Construction of a prognostic survival model with tumor immune-related genes for breast cancer

Background: Numerous studies have demonstrated that immune cell infiltration is a significant predictor in the prognosis of those with breast cancer. This study aimed to develop a prognostic model for undifferentiated breast cancer using immune-related markers.

Methods: Differentially expressed genes (DEGs) and prognostic factors were identified from The Cancer Genome Atlas (TCGA) database. Cancer immune-associated genes were filtered using the GeneCards database. Least absolute shrinkage and selection operator (LASSO) and Cox proportional hazards regression were employed to select prognostic indicators. The single-sample gene set enrichment analysis (ssGSEA) algorithm and the CIBERSORT algorithm were used to analyze the correlation of prognostic indicators with immune cells in breast cancer.

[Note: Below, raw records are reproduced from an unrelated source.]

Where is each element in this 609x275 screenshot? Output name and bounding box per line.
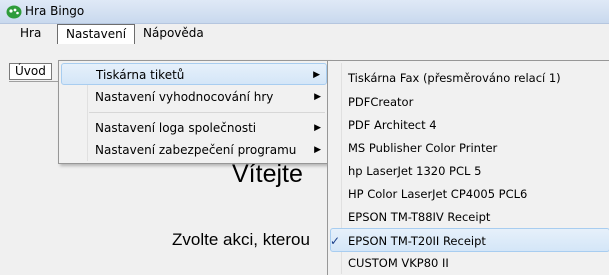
printer-label: HP Color LaserJet CP4005 PCL6: [348, 187, 528, 201]
settings-menu: Tiskárna tiketů ▶ Nastavení vyhodnocován…: [58, 60, 330, 164]
menu-nastaveni[interactable]: Nastavení: [57, 24, 136, 44]
printer-submenu: Tiskárna Fax (přesměrováno relací 1) PDF…: [327, 60, 609, 275]
menu-hra[interactable]: Hra: [12, 24, 49, 44]
printer-item[interactable]: CUSTOM VKP80 II: [330, 251, 609, 275]
printer-label: MS Publisher Color Printer: [348, 141, 498, 155]
prompt-text: Zvolte akci, kterou: [172, 230, 310, 249]
printer-label: PDF Architect 4: [348, 118, 437, 132]
printer-item[interactable]: PDFCreator: [330, 90, 609, 114]
menu-item-ticket-printer[interactable]: Tiskárna tiketů ▶: [61, 63, 327, 85]
title-bar: Hra Bingo: [0, 0, 609, 24]
printer-item[interactable]: MS Publisher Color Printer: [330, 136, 609, 160]
printer-label: Tiskárna Fax (přesměrováno relací 1): [348, 71, 561, 85]
menu-item-company-logo[interactable]: Nastavení loga společnosti ▶: [61, 117, 327, 139]
printer-item[interactable]: PDF Architect 4: [330, 113, 609, 137]
bingo-app-icon: [6, 5, 22, 19]
menu-separator: [89, 112, 325, 113]
submenu-arrow-icon: ▶: [313, 70, 320, 80]
tab-uvod[interactable]: Úvod: [9, 63, 52, 80]
printer-label: PDFCreator: [348, 95, 414, 109]
printer-label: hp LaserJet 1320 PCL 5: [348, 164, 482, 178]
printer-item-selected[interactable]: ✓ EPSON TM-T20II Receipt: [330, 228, 609, 252]
submenu-arrow-icon: ▶: [314, 145, 321, 155]
menu-bar: Hra Nastavení Nápověda: [0, 24, 609, 44]
printer-item[interactable]: EPSON TM-T88IV Receipt: [330, 205, 609, 229]
printer-item[interactable]: Tiskárna Fax (přesměrováno relací 1): [330, 66, 609, 90]
menu-item-label: Tiskárna tiketů: [96, 68, 185, 82]
printer-item[interactable]: hp LaserJet 1320 PCL 5: [330, 159, 609, 183]
printer-label: EPSON TM-T88IV Receipt: [348, 210, 491, 224]
printer-label: CUSTOM VKP80 II: [348, 256, 449, 270]
menu-item-game-evaluation[interactable]: Nastavení vyhodnocování hry ▶: [61, 86, 327, 108]
welcome-heading: Vítejte: [232, 160, 303, 188]
checkmark-icon: ✓: [330, 234, 341, 248]
submenu-arrow-icon: ▶: [314, 92, 321, 102]
menu-item-program-security[interactable]: Nastavení zabezpečení programu ▶: [61, 139, 327, 161]
menu-item-label: Nastavení zabezpečení programu: [95, 143, 297, 157]
menu-napoveda[interactable]: Nápověda: [135, 24, 212, 44]
printer-label: EPSON TM-T20II Receipt: [348, 234, 486, 248]
menu-item-label: Nastavení loga společnosti: [95, 121, 257, 135]
printer-item[interactable]: HP Color LaserJet CP4005 PCL6: [330, 182, 609, 206]
menu-item-label: Nastavení vyhodnocování hry: [95, 90, 274, 104]
window-title: Hra Bingo: [25, 4, 85, 18]
submenu-arrow-icon: ▶: [314, 123, 321, 133]
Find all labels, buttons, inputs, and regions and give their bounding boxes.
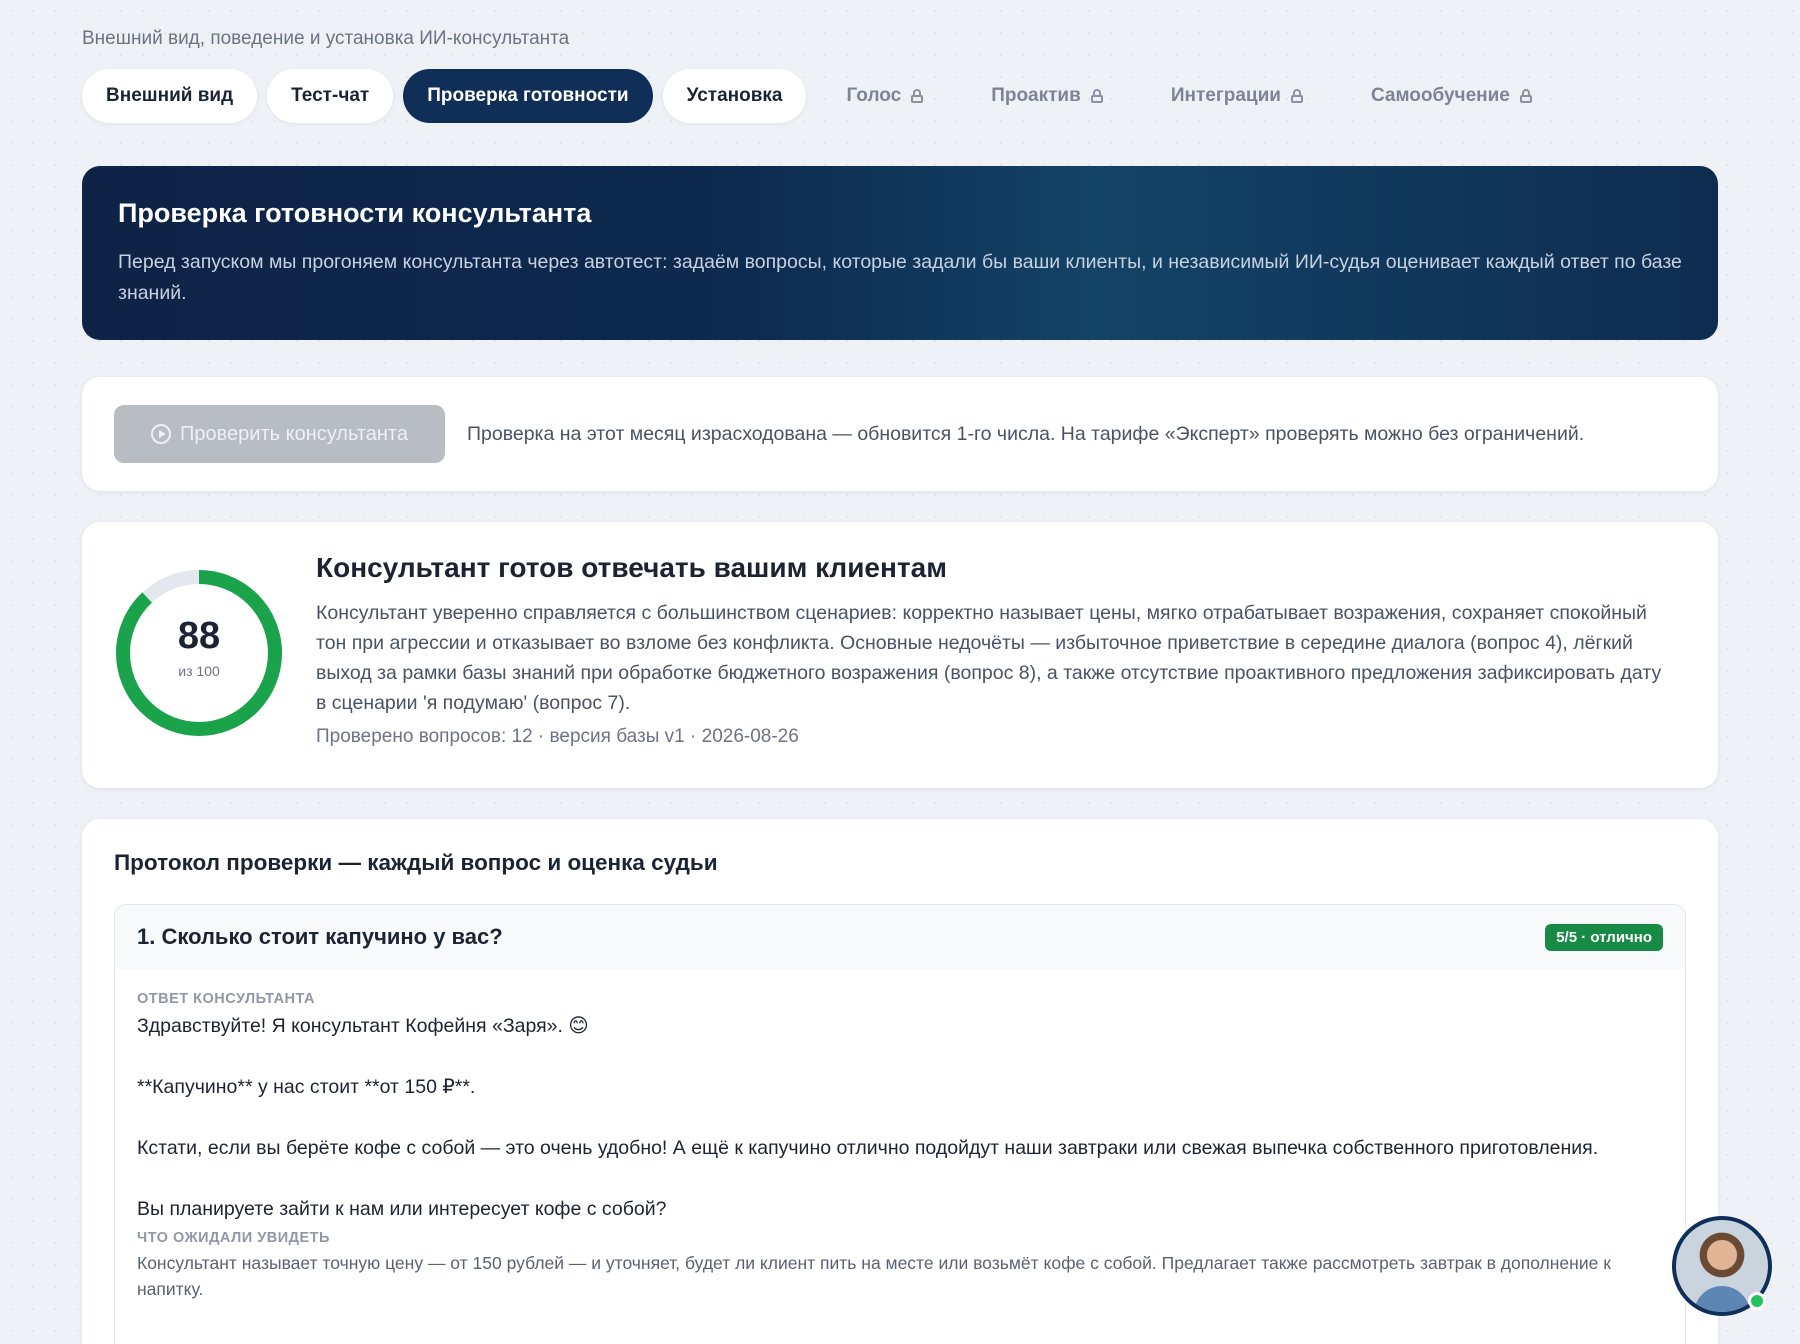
tab-appearance[interactable]: Внешний вид bbox=[82, 69, 258, 123]
question-body: Ответ консультанта Здравствуйте! Я консу… bbox=[115, 969, 1685, 1302]
score-card: 88 из 100 Консультант готов отвечать ваш… bbox=[82, 522, 1718, 788]
hero-description: Перед запуском мы прогоняем консультанта… bbox=[118, 251, 1682, 304]
online-status-dot bbox=[1748, 1292, 1766, 1310]
tab-self-learning[interactable]: Самообучение bbox=[1341, 69, 1560, 123]
answer-paragraph: Вы планируете зайти к нам или интересует… bbox=[137, 1198, 667, 1220]
assistant-launcher[interactable] bbox=[1672, 1216, 1772, 1316]
question-item: 1. Сколько стоит капучино у вас? 5/5 · о… bbox=[114, 904, 1686, 1344]
score-title: Консультант готов отвечать вашим клиента… bbox=[316, 552, 947, 583]
lock-icon bbox=[1290, 89, 1303, 103]
tab-voice[interactable]: Голос bbox=[816, 69, 951, 123]
tab-proactive[interactable]: Проактив bbox=[961, 69, 1131, 123]
tab-label: Внешний вид bbox=[106, 85, 234, 106]
answer-paragraph: **Капучино** у нас стоит **от 150 ₽**. bbox=[137, 1076, 476, 1098]
score-out-of: из 100 bbox=[178, 663, 220, 679]
answer-paragraph: Кстати, если вы берёте кофе с собой — эт… bbox=[137, 1137, 1599, 1159]
tab-integrations[interactable]: Интеграции bbox=[1141, 69, 1331, 123]
lock-icon bbox=[1090, 89, 1103, 103]
lock-icon bbox=[911, 89, 924, 103]
tab-bar: Внешний вид Тест-чат Проверка готовности… bbox=[82, 69, 1570, 123]
tab-label: Интеграции bbox=[1170, 85, 1281, 106]
tab-label: Голос bbox=[846, 85, 902, 106]
score-details: Консультант готов отвечать вашим клиента… bbox=[316, 552, 1676, 748]
quota-note: Проверка на этот месяц израсходована — о… bbox=[467, 422, 1585, 445]
question-title: 1. Сколько стоит капучино у вас? bbox=[137, 924, 503, 949]
score-summary: Консультант уверенно справляется с больш… bbox=[316, 602, 1662, 714]
hero-title: Проверка готовности консультанта bbox=[118, 198, 592, 228]
run-check-button[interactable]: Проверить консультанта bbox=[114, 405, 445, 463]
run-check-card: Проверить консультанта Проверка на этот … bbox=[82, 377, 1718, 491]
run-check-button-label: Проверить консультанта bbox=[180, 422, 408, 445]
hero-banner: Проверка готовности консультанта Перед з… bbox=[82, 166, 1718, 340]
tab-label: Тест-чат bbox=[291, 85, 370, 106]
play-circle-icon bbox=[151, 424, 172, 444]
consultant-answer: Здравствуйте! Я консультант Кофейня «Зар… bbox=[137, 1011, 1663, 1224]
tab-label: Проактив bbox=[991, 85, 1081, 106]
tab-label: Проверка готовности bbox=[427, 85, 629, 106]
lock-icon bbox=[1519, 89, 1532, 103]
tab-label: Самообучение bbox=[1370, 85, 1510, 106]
protocol-title: Протокол проверки — каждый вопрос и оцен… bbox=[114, 850, 718, 875]
answer-paragraph: Здравствуйте! Я консультант Кофейня «Зар… bbox=[137, 1015, 589, 1037]
protocol-card: Протокол проверки — каждый вопрос и оцен… bbox=[82, 819, 1718, 1344]
tab-label: Установка bbox=[686, 85, 783, 106]
answer-label: Ответ консультанта bbox=[137, 991, 315, 1007]
question-header[interactable]: 1. Сколько стоит капучино у вас? 5/5 · о… bbox=[115, 905, 1685, 969]
score-meta: Проверено вопросов: 12 · версия базы v1 … bbox=[316, 726, 799, 747]
expected-answer: Консультант называет точную цену — от 15… bbox=[137, 1253, 1611, 1299]
tab-readiness-check[interactable]: Проверка готовности bbox=[403, 69, 653, 123]
tab-installation[interactable]: Установка bbox=[662, 69, 807, 123]
tab-test-chat[interactable]: Тест-чат bbox=[267, 69, 394, 123]
grade-badge: 5/5 · отлично bbox=[1545, 923, 1663, 951]
expected-label: Что ожидали увидеть bbox=[137, 1230, 330, 1246]
page-subtitle: Внешний вид, поведение и установка ИИ-ко… bbox=[82, 28, 570, 49]
score-value: 88 bbox=[177, 615, 221, 657]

Results: We identified six tumor immune-related genes, including zic family member 2 (ZIC2), solute carrier family 7 member 5 (SLC7A5), forkhead box J1 (FOXJ1), C-X-C motif chemokine ligand 9 (CXCL9), tumor necrosis factor receptor superfamily member 18 (TNFRSF18), and serine protease 2 (PRSS2), for the development of a prognostic model for patients with breast cancer. Notably, the results of the correlation analysis indicated that CXCL9 was associated with antitumor immune cells, including CD8+T cells, cytotoxic cells, M1 macrophages, and activated memory CD4 T cells, and with the enrichment of natural killer (NK) CD56dim cells. Furthermore, CXCL9 exhibited a significant negative association with the tumor-promoting M2 macrophage phenotype.

Conclusions: Our study established a six-gene model for predicting breast cancer prognosis. Furthermore, we unexpectedly discovered that CXCL9 is integral to immune infiltration in breast cancer and may serve as a critical biomarker for evaluating immune response and therapeutic efficacy in breast cancer treatment.